Financial adviser Philip Kenner used the players' money to make his own investment in a tequila company in Mexico, investigators wrote in court papers. Former race car driver Tommy Constantine took money to finance racing teams in California, they added.
"Kenner exploited his personal relationships with these players in pursuit of his own lucre," George Venizelos, head of the New York FBI office, said in a statement announcing the arrests.
FBI agents picked up Kenner, 43, and Constantine, 47, on Wednesday morning at their homes in Scottsdale, Ariz. They were awaiting a court appearance in Phoenix on wire fraud and money laundering charges filed in federal court in Brooklyn.
Constantine maintains his innocence, said his New York City lawyer, Edward J.M. Little.

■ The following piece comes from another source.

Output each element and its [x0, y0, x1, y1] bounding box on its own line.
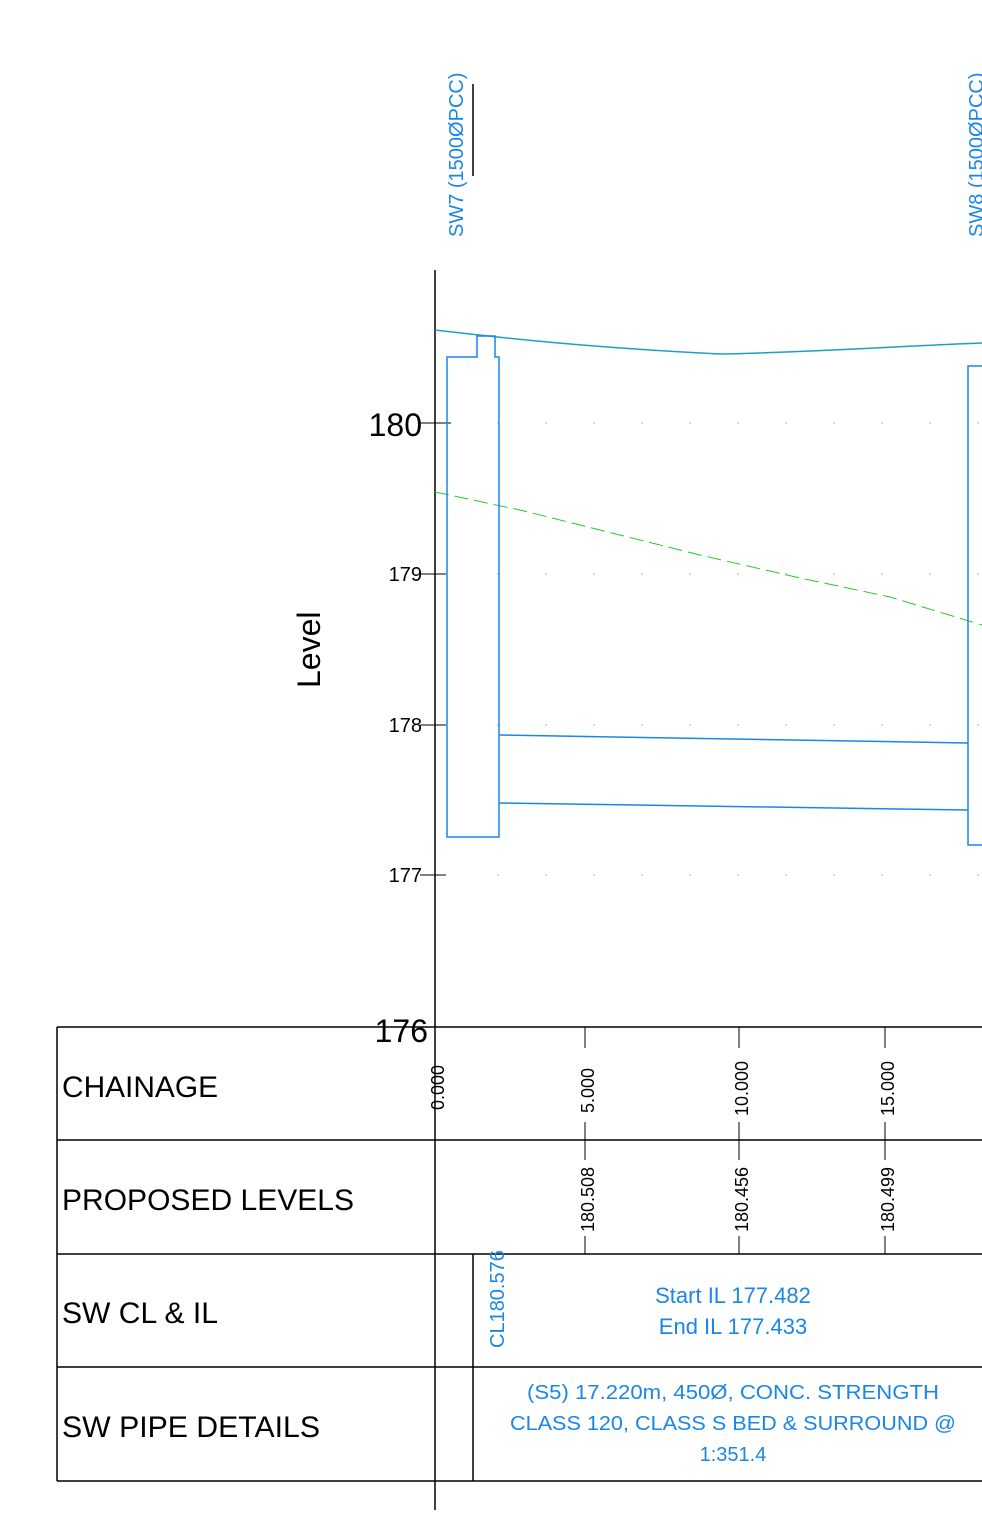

"We're really shocked the federal prosecutors have gone forward with this case," Little said. "We've been in discussions with them a long time and attempting to cooperate."
The name of Kenner's attorney wasn't immediately available.
Court papers didn't name the alleged victims. But in recent years, several players have publicly challenged Kenner and Constantine with civil lawsuits.
Former NHL star Joe Juneau accused Kenner of financial fraud in a 2008 lawsuit filed in Los Angeles. Another retired player, Owen Nolan, won a $2.8 million arbitration claim against Kenner. And former player Ethan Moreau has brought similar claims against Constantine.
According to court papers filed last year, the Securities and Exchange Commission was investigating allegations that Kenner and others had solicited $20 million from 19 investors for a phony Mexican real estate venture, then kept the money for themselves.
In the latest court papers, prosecutors allege the seeds of the fraud date to the late 1980s, when Kenner and Juneau were college roommates before Juneau went on to have a long career playing with the Boston Bruins, the Washington Capitals and other NHL teams. Kenner used the connection to start an investment firm catering to pro players, the papers say.
Kenner talked the players into investing in Hawaiian land that he told them would be developed and resold for a hefty profit, the papers say. He instead funneled about $2 million to a holding company run by Constantine, they say.
Aside from race cars, Constantine "also used the money to make payments on personal mortgages and to pay for meals, limousines, rental cars and cellular telephone expenses," the papers say.
Kenner persuaded the hockey players to also invest a Constantine-owned company that sold prepaid debit cards and to donate to a legal defense fund for a player tied up in litigation over his investments, the paper say. The men stole millions of dollars of that money to invest in the tequila company and to pay hotel, airline and other bills, they say.
In arguing that both men should be jailed without bail, prosecutors alleged that Kenner has access to large amounts of cash and a network of associates in Mexico, factors that make him a flight risk. They claim he told one associate that "at a moment's notice, he could pack his duffel bag full of money, get in his car and never be seen again," the court papers say.
The papers also cite Constantine's conviction and sentence to six years in prison on a drug-trafficking charge in 1993.